美華埋怨男人肖萬年當官當習慣了,只知道做甩手老爺,每次回來就往沙發上一躺,喝茶看電視,什麼家務也不做,光喫現在的,不體諒自己當教師的辛苦,自己帶高中畢業班忙得連軸轉容易嗎?
肖萬年卻說自己一月回來不了幾次,別指望自己幹多少家務,自己平時不在家,你美華不也是過日子,都沒見你日子過不下去嗎?自己一回來,就要使喚自己,也太不理解男人當基層領導的苦。
雙方堅持不下,相互埋怨爭吵,結果兩敗俱傷,到了兩晚上,夫妻各睡一個房間,跟本就沒興趣同牀,美華氣不過,吼着肖萬年,說有你沒你一個樣,你就乾脆別回來了,你愛跟誰就跟誰睡去。
肖萬年一氣之下這個禮拜還真不回去,這反而讓他落了個自在,沒事就邀幾個幹部打打麻將,晚上還可以偷偷地和柳敏放鬆一下,這比回家受氣強多了。
見肖萬年不回去,柳敏也不敢私自和雲生約會,她本來一直勸雲生回家看看,雲生就是不回去,後來索性也不勸了,她知道雲生有自己的想法,今天見雲生主動請假回家,柳敏當然是一千個高興,一萬個願意。
本來雲生想在鄉里喫完晚飯再回去,因夏天天氣黑得晚,傍晚天氣也涼快,騎上柳敏答應借給自己的那輛女式自行車,估計不到一個小時就可到家了。
不成想,喫過晚飯,卻變了天,天上下起了濛濛小雨,這下雲生卻騎不了自己行車了,見這情形,柳敏又不好意思勸他不回去,畢竟一個多月沒回家了。
好在天黑得晚,柳敏借給了雲生一把雨傘,叫他走快點,儘量早點趕回家,雲生無奈之下,也只能穿着膠鞋,打着雨傘步行回家了。

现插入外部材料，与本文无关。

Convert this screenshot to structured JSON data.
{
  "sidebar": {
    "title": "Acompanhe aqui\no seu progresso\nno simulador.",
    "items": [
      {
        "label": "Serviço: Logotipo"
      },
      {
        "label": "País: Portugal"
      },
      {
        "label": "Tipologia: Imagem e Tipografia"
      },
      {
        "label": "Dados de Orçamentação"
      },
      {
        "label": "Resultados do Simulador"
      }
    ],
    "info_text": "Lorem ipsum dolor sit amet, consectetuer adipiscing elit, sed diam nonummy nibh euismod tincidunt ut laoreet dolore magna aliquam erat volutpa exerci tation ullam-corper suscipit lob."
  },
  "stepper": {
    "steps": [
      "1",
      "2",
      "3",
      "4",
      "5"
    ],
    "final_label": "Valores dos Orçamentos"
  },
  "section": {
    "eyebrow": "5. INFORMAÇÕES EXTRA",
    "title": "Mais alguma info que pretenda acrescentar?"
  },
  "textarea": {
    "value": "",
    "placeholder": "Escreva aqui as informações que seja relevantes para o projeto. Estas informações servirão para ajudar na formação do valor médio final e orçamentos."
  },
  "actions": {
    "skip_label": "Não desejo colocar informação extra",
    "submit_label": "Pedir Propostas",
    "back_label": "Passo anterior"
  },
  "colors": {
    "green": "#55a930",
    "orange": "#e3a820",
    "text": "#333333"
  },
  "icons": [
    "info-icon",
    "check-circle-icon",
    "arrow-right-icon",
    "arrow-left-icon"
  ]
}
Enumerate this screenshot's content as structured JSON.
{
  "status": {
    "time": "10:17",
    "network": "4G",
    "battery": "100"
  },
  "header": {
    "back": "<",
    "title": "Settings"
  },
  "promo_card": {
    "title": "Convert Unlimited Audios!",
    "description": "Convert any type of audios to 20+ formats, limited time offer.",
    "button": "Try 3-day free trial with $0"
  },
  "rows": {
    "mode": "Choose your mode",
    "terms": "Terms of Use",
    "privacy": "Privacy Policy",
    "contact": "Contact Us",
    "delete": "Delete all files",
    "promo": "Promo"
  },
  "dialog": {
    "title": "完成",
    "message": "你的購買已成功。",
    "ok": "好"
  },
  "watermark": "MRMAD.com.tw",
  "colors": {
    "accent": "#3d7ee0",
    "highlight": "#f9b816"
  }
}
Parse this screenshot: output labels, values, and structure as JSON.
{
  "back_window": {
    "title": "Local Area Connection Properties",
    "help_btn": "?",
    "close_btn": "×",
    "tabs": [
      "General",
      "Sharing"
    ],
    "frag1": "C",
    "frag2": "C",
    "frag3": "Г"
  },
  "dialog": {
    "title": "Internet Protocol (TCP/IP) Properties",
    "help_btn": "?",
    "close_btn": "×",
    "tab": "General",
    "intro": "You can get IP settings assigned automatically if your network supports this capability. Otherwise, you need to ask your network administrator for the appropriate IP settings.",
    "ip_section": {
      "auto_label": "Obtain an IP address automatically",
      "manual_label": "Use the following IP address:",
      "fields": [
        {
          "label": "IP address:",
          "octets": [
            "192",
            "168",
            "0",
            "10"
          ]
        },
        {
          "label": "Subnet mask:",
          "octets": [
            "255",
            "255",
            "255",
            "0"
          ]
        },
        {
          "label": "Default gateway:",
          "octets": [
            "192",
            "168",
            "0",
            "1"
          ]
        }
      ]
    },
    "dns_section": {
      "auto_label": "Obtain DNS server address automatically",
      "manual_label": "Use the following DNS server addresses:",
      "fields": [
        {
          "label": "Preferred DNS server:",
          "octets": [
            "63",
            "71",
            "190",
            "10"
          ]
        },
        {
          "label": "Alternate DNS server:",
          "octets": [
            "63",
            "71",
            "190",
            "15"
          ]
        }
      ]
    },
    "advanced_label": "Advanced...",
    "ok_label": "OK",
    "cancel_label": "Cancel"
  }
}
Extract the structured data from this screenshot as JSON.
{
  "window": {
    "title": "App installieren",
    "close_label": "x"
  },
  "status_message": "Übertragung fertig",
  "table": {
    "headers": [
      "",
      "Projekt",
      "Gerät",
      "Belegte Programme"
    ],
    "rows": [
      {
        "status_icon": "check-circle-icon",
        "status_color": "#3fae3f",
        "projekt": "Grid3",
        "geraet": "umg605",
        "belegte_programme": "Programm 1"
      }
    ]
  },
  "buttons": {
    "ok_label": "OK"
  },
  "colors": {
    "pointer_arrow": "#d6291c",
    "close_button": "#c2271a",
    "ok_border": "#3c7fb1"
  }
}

雨天地面打滑,走起路來和晴天相比要難走許多,他緊趕慢趕,等回到自家門口時差不多晚上九點多了。
雲生本想敲門喊他爹孃起來開門,想了想,抬起的手又放了下來。
他想,這麼晚了,還是不急着回家,先到月茹姐那邊去過夜,省得回去麻煩他爹和娘,再說一旦回去了,他爹孃肯定要圍着自己忙活半天,估計要等兩老口睡着,時間應該很晚了,到時再去月茹姐家,只怕她早就進入夢鄉了。
於是他從自家門口轉身直接往月茹姐家屋後的那片小樹林走去。
莊稼人白天幹活,晚上也沒什麼娛樂項目,頂多相互串串門聊會兒天,困了就回去睡覺,農閒時偶爾幾個人打打小牌,耗着這無聊的時光。
一遇到下雨天,整個村子清冷一片,晚上都早早上牀睡覺,一個個想着各自的心想,哀嘆着自己和他人的苦命,張家長李家短的說着私房話。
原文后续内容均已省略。